Topple Track Apologizes After Attempting to DMCA the EFF

Anti-Piracy outfit Topple Track has been put on the defence after issuing a DMCA notice to take down a web page from the EFF.

Copyright enforcement as a way to censor criticism has long been a problem online. Exacerbating the issue is automated DMCA notices filed to delist pages on Google. Whether filed correctly or incorrectly typically means little to so-called “anti-piracy” outfits who use bots to automatically scan the Internet and take down content.

When a producer has a DMCA notice filed against him, what often happens is that that producer has no resources to really fight it. Sometimes, they wind up shutting down without anyone knowing their story. A lucky few small time producers are able to make enough noise that some media outlets take notice. In those cases, sometimes the DMCA notice is withdrawn out of embarrassment. Regardless, it is a difficult thing to really fight against no matter how right you really are when you do not have the proper resources at your fingertips.

In this particular case, this is no small time producer with no proper resources at their fingertips.

A DMCA notice was filed to take down a link on the Electronic Frontier Foundation (EFF). The link in question lead to information regarding an old copyright court case. Additionally, there is absolutely no evidence to suggest that the “anti-piracy” organization had any right to take it down in the first place. So, what wound up happening was that Topple Track was effectively taking a baseball bat and hitting every random tree branch in the forest and wound up hitting a bee hive.

In response, the EFFs in-house legal team publicly posted about the case and named and shamed Topple Track (as well as parent company Symphonic Distribution) for their actions in this case. As word got around, Symphonic Distribution retreated, stating that there was a bug in their search algorithms that didn’t white-list certain domains. As a result, they issued retraction notices to Google.

The EFF pointed out that more often then not, automated systems have been notorious for false DMCA notices and pointed to this as yet another example of DMCA notices going wrong. They even went so far as to point out that this is not a one-off incident for Topple Track:

Topple Track’s recent DMCA takedown notices target so much speech it is difficult to do justice to the scope of expression it has sought to delist. A sample of recent improper notices can be found here, here, here, and here. Each notice asks Google to delist a collection of URLs.
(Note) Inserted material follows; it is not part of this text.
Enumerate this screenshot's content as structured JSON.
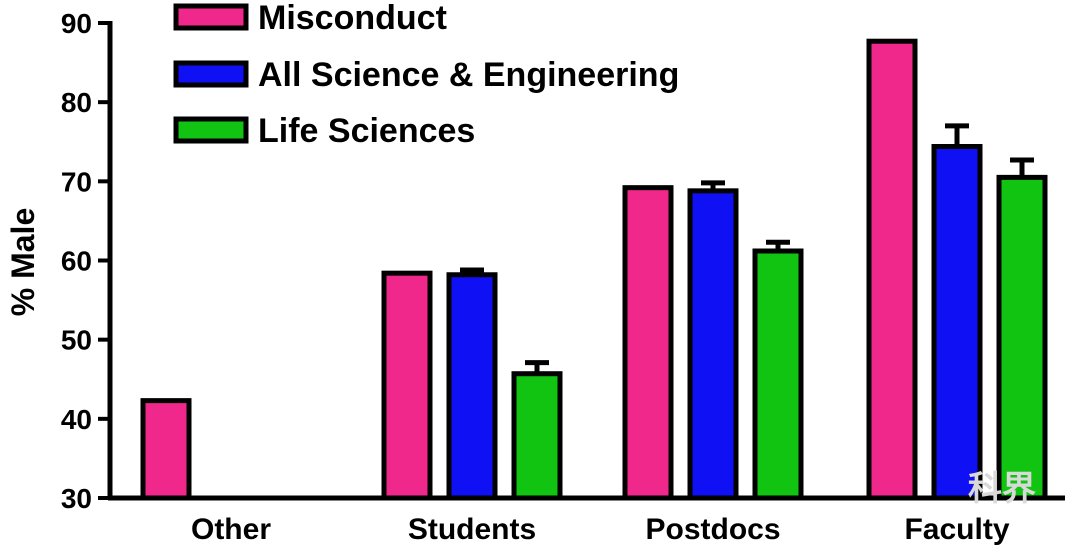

Among others, these notices improperly target:

– EFF’s case page about EMI v MP3Tunes
– The authorized music store on the official homepage of both Beyonce and Bruno Mars
– A fundraising page on the Minneapolis Foundation’s website
– The Graceland page at Paul Simon’s official website
– A blog post by Professor Eric Goldman about the EMI v MP3Tunes case
– A Citizen Lab report about UC Browser
– A New Yorker article about nationalism and patriotic songs

In response to all of this, Google confirmed to the EFF that Topple Track was removed from their Trusted Copyright Removal Program:

Google has confirmed that it has removed Topple Track from its Trusted Copyright Removal Program membership due to a pattern of problematic notices.

So, even though Topple Track tried to dig themselves out of the hole they found themselves in, the damage was already done.

If anything at all, this represents one of the latest blows to the credibility of automated DMCA takedowns. It also raises valid questions about whether or not there are repercussions for filing false DMCA notices and whether or not more needs to be done to stop false notices. Finally, it highlights yet again how copyright takedown notices can, in fact, unfairly restrict free speech online. After all, this is a very clear cut example of how DMCA notices can go seriously wrong in the first place.

Sadly, this likely won’t be the last DMCA-gone-wrong story we’ll hear. We’ll continue to hear about these until something is done to fix the problem. Unfortunately, there is no indication that this will happen any time soon.